L’Italia è ricca di endemismi poco protetti ed ogni specie ha bisogno del proprio terreno di nascita e di tante altre condizioni al contorno. Per questo, lontano dal proprio habitat, anche le orchidee sono condannate a morte certa ed estinzione, com’è successo per una tra le specie grandi e rare, la Cypripedium calceolus. Forse più conosciuta come “Scarpetta di Venere” per la sua grande protuberanza gialla che ricorda una pantofola, è considerata rarissima in tutte le Alpi, ma in Piemonte la si poteva trovare addirittura sulla collina torinese o all’imbocco delle Valli di Lanzo.
Chi la vide per prima volta, alla fine del 1800, fu un botanico e poliedrico studioso inglese, Clarence Bicknell (la sua villa–museo è visitabile a Bordighera) e quando la notizia si diffuse fu la sua rovina. Infatti, la sua vistosa bellezza la condannò a raccolte indiscriminate, tanto che nel 1916 la specie venne considerata già estinta. Nel 1992 però venne riscoperta e messa sotto stretta protezione e anche se alle porte di Torino è ormai scomparsa, recentemente è stata avvistata in Val di Susa e nel Cuneese.
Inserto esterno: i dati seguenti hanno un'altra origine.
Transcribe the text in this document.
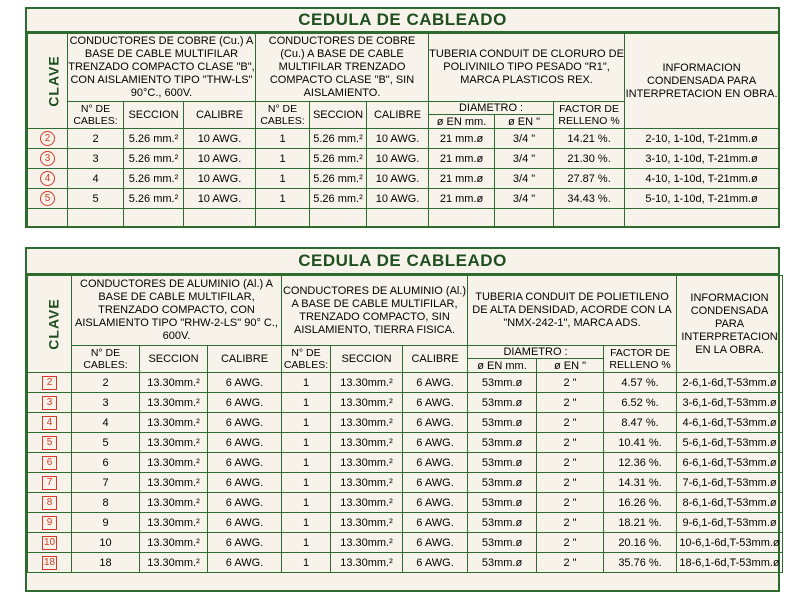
CEDULA DE CABLEADO
CLAVE	CONDUCTORES DE COBRE (Cu.) A BASE DE CABLE MULTIFILAR TRENZADO COMPACTO CLASE "B", CON AISLAMIENTO TIPO "THW-LS" 90°C., 600V.			CONDUCTORES DE COBRE (Cu.) A BASE DE CABLE MULTIFILAR TRENZADO COMPACTO CLASE "B", SIN AISLAMIENTO.			TUBERIA CONDUIT DE CLORURO DE POLIVINILO TIPO PESADO "R1", MARCA PLASTICOS REX.			INFORMACION CONDENSADA PARA INTERPRETACION EN OBRA.
	N° DE CABLES:	SECCION	CALIBRE	N° DE CABLES:	SECCION	CALIBRE	DIAMETRO :		FACTOR DE RELLENO %	
							ø EN mm.	ø EN "		
2	2	5.26 mm.²	10 AWG.	1	5.26 mm.²	10 AWG.	21 mm.ø	3/4 "	14.21 %.	2-10, 1-10d, T-21mm.ø
3	3	5.26 mm.²	10 AWG.	1	5.26 mm.²	10 AWG.	21 mm.ø	3/4 "	21.30 %.	3-10, 1-10d, T-21mm.ø
4	4	5.26 mm.²	10 AWG.	1	5.26 mm.²	10 AWG.	21 mm.ø	3/4 "	27.87 %.	4-10, 1-10d, T-21mm.ø
5	5	5.26 mm.²	10 AWG.	1	5.26 mm.²	10 AWG.	21 mm.ø	3/4 "	34.43 %.	5-10, 1-10d, T-21mm.ø

CEDULA DE CABLEADO
CLAVE	CONDUCTORES DE ALUMINIO (Al.) A BASE DE CABLE MULTIFILAR, TRENZADO COMPACTO, CON AISLAMIENTO TIPO "RHW-2-LS" 90° C., 600V.			CONDUCTORES DE ALUMINIO (Al.) A BASE DE CABLE MULTIFILAR, TRENZADO COMPACTO, SIN AISLAMIENTO, TIERRA FISICA.			TUBERIA CONDUIT DE POLIETILENO DE ALTA DENSIDAD, ACORDE CON LA "NMX-242-1", MARCA ADS.			INFORMACION CONDENSADA PARA INTERPRETACION EN LA OBRA.
	N° DE CABLES:	SECCION	CALIBRE	N° DE CABLES:	SECCION	CALIBRE	DIAMETRO :		FACTOR DE RELLENO %	
							ø EN mm.	ø EN "		
2	2	13.30mm.²	6 AWG.	1	13.30mm.²	6 AWG.	53mm.ø	2 "	4.57 %.	2-6,1-6d,T-53mm.ø
3	3	13.30mm.²	6 AWG.	1	13.30mm.²	6 AWG.	53mm.ø	2 "	6.52 %.	3-6,1-6d,T-53mm.ø
4	4	13.30mm.²	6 AWG.	1	13.30mm.²	6 AWG.	53mm.ø	2 "	8.47 %.	4-6,1-6d,T-53mm.ø
5	5	13.30mm.²	6 AWG.	1	13.30mm.²	6 AWG.	53mm.ø	2 "	10.41 %.	5-6,1-6d,T-53mm.ø
6	6	13.30mm.²	6 AWG.	1	13.30mm.²	6 AWG.	53mm.ø	2 "	12.36 %.	6-6,1-6d,T-53mm.ø
7	7	13.30mm.²	6 AWG.	1	13.30mm.²	6 AWG.	53mm.ø	2 "	14.31 %.	7-6,1-6d,T-53mm.ø
8	8	13.30mm.²	6 AWG.	1	13.30mm.²	6 AWG.	53mm.ø	2 "	16.26 %.	8-6,1-6d,T-53mm.ø
9	9	13.30mm.²	6 AWG.	1	13.30mm.²	6 AWG.	53mm.ø	2 "	18.21 %.	9-6,1-6d,T-53mm.ø
10	10	13.30mm.²	6 AWG.	1	13.30mm.²	6 AWG.	53mm.ø	2 "	20.16 %.	10-6,1-6d,T-53mm.ø
18	18	13.30mm.²	6 AWG.	1	13.30mm.²	6 AWG.	53mm.ø	2 "	35.76 %.	18-6,1-6d,T-53mm.ø
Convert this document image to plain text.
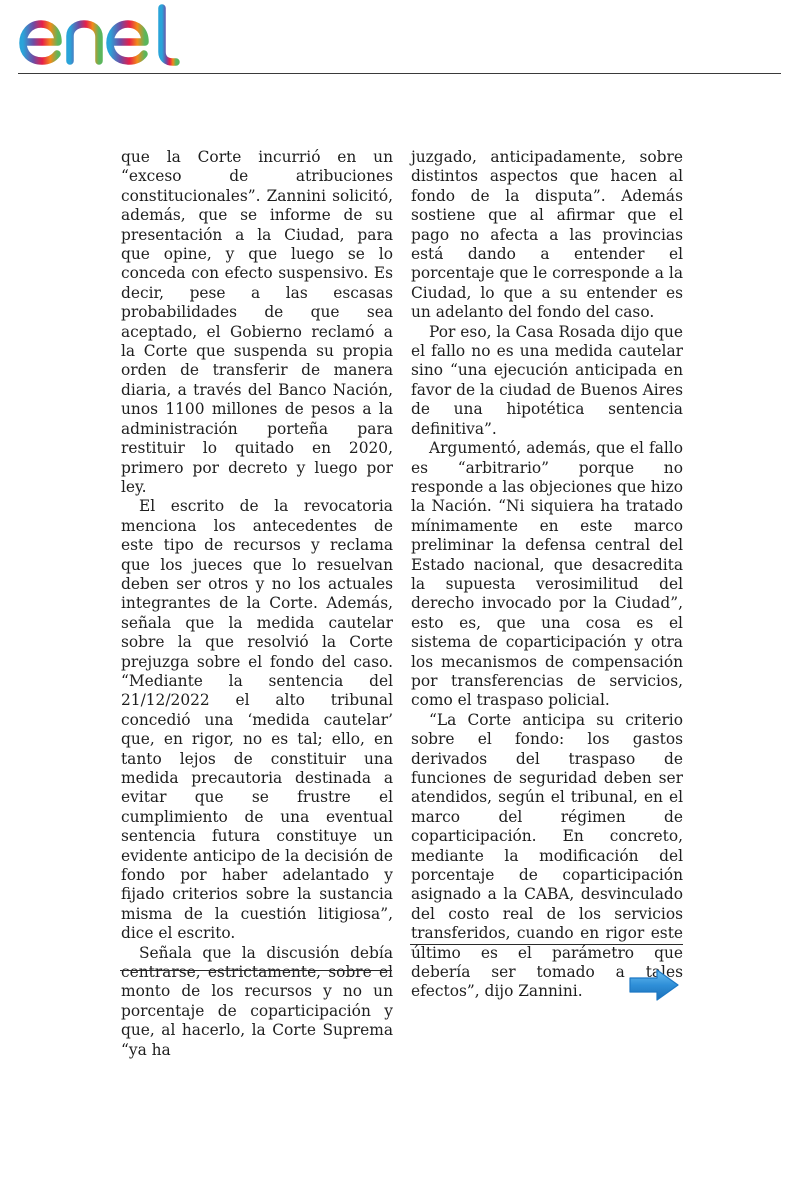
que la Corte incurrió en un “exceso de atribuciones constitucionales”. Zannini solicitó, además, que se informe de su presentación a la Ciudad, para que opine, y que luego se lo conceda con efecto suspensivo. Es decir, pese a las escasas probabilidades de que sea aceptado, el Gobierno reclamó a la Corte que suspenda su propia orden de transferir de manera diaria, a través del Banco Nación, unos 1100 millones de pesos a la administración porteña para restituir lo quitado en 2020, primero por decreto y luego por ley.

El escrito de la revocatoria menciona los antecedentes de este tipo de recursos y reclama que los jueces que lo resuelvan deben ser otros y no los actuales integrantes de la Corte. Además, señala que la medida cautelar sobre la que resolvió la Corte prejuzga sobre el fondo del caso. “Mediante la sentencia del 21/12/2022 el alto tribunal concedió una ‘medida cautelar’ que, en rigor, no es tal; ello, en tanto lejos de constituir una medida precautoria destinada a evitar que se frustre el cumplimiento de una eventual sentencia futura constituye un evidente anticipo de la decisión de fondo por haber adelantado y fijado criterios sobre la sustancia misma de la cuestión litigiosa”, dice el escrito.

Señala que la discusión debía centrarse, estrictamente, sobre el monto de los recursos y no un porcentaje de coparticipación y que, al hacerlo, la Corte Suprema “ya ha

juzgado, anticipadamente, sobre distintos aspectos que hacen al fondo de la disputa”. Además sostiene que al afirmar que el pago no afecta a las provincias está dando a entender el porcentaje que le corresponde a la Ciudad, lo que a su entender es un adelanto del fondo del caso.

Por eso, la Casa Rosada dijo que el fallo no es una medida cautelar sino “una ejecución anticipada en favor de la ciudad de Buenos Aires de una hipotética sentencia definitiva”.

Argumentó, además, que el fallo es “arbitrario” porque no responde a las objeciones que hizo la Nación. “Ni siquiera ha tratado mínimamente en este marco preliminar la defensa central del Estado nacional, que desacredita la supuesta verosimilitud del derecho invocado por la Ciudad”, esto es, que una cosa es el sistema de coparticipación y otra los mecanismos de compensación por transferencias de servicios, como el traspaso policial.

“La Corte anticipa su criterio sobre el fondo: los gastos derivados del traspaso de funciones de seguridad deben ser atendidos, según el tribunal, en el marco del régimen de coparticipación. En concreto, mediante la modificación del porcentaje de coparticipación asignado a la CABA, desvinculado del costo real de los servicios transferidos, cuando en rigor este último es el parámetro que debería ser tomado a tales efectos”, dijo Zannini.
Un altro pericolo sono gli incendi. Ad esempio, quelli che hanno colpito la Val di Susa fino a lambire il rifugio della Ca’ d’Asti sul Rocciamelone hanno anche coinvolto zone dove si trovavano delle stazioni osservative; ora gli esperti sono con il fiato in sospeso e possono solo aspettare lo scorrere delle stagioni per vederne gli effetti. Il loro studio svelerà se il fuoco può rigenerare la crescita delle orchidee, come capita per altra flora, o ha per sempre cancellato la loro presenza in alcune zone.
Per rafforzare la tutela di questo delicatissimo patrimonio e per mettere a punto la catalogazione della flora regionale, a tutt’oggi non ancora completa, sono nate delle collaborazioni tra gli Istituti competenti e gli osservatori, professionisti e non. Indispensabili, questi ultimi, perché si muovono sul campo e da anni tengono sotto controllo alcune zone specifiche del Piemonte. Andare la domenica a fare una bella gita anche per osservare le orchidee nelle stagioni giuste può contribuire ad incrementare l’Atlante delle Orchidee Piemontesi, ovvero il progetto PaoP.
Questo progetto è nato nel 2004 e lavora per raccogliere i dati relativi alle Orchidacee del Piemonte; questi dati vengono integrati con quelli già raccolti dalle istituzioni e anche dai floristi, dai botanici o dai semplici appassionati, per creare un database più ampio e completo. Lo scopo è quello di realizzare in futuro la pubblicazione di un atlante della distribuzione delle Orchidee in Piemonte.
Tutti possono partecipare, a prescindere dal livello di conoscenza floristica: basta avere occhi, gambe e tempo, e soprattutto voglia di stare all’aperto. I dati si possono inviare, una volta registrati, seguendo una semplice proceduta. Fondamentali, ovviamente, sono le foto che evidenziano i dettagli, scattate anche da un semplice cellulare. Il tutto costituirà un’utile descrizione e testimonianza che sarà valutata dagli esperti, i quali vorranno soprattutto informazioni sul luogo dell’avvistamento. Quindi il consiglio per avere un’idea precisa dove si trova l’esemplare, è quello di usare le mappe geografiche o ancora meglio un comodo Gps.
Sul sito www.floradoc.org/rete-floristica/progetto-atlante-orchidee-piemontesi.html si possono trovare, previa registrazione, ulteriori informazioni e scaricare i documenti disponibili come la cartografia provvisoria o le chiavi di determinazione. In più, per essere aggiornati o richiedere informazioni ci si può iscrivere al gruppo Facebook chiamato ovviamente “Orchidee Piemontesi”. Quindi, occhi aperti: che siano radure solitarie in alta quota o zone umide, vigneti o noccioleti, si possono fare piacevoli scoperte. Magari, se quello che si trova non è ancora stato classificato e che chissà, si potrebbe addirittura avere un fiore che porta il proprio nome!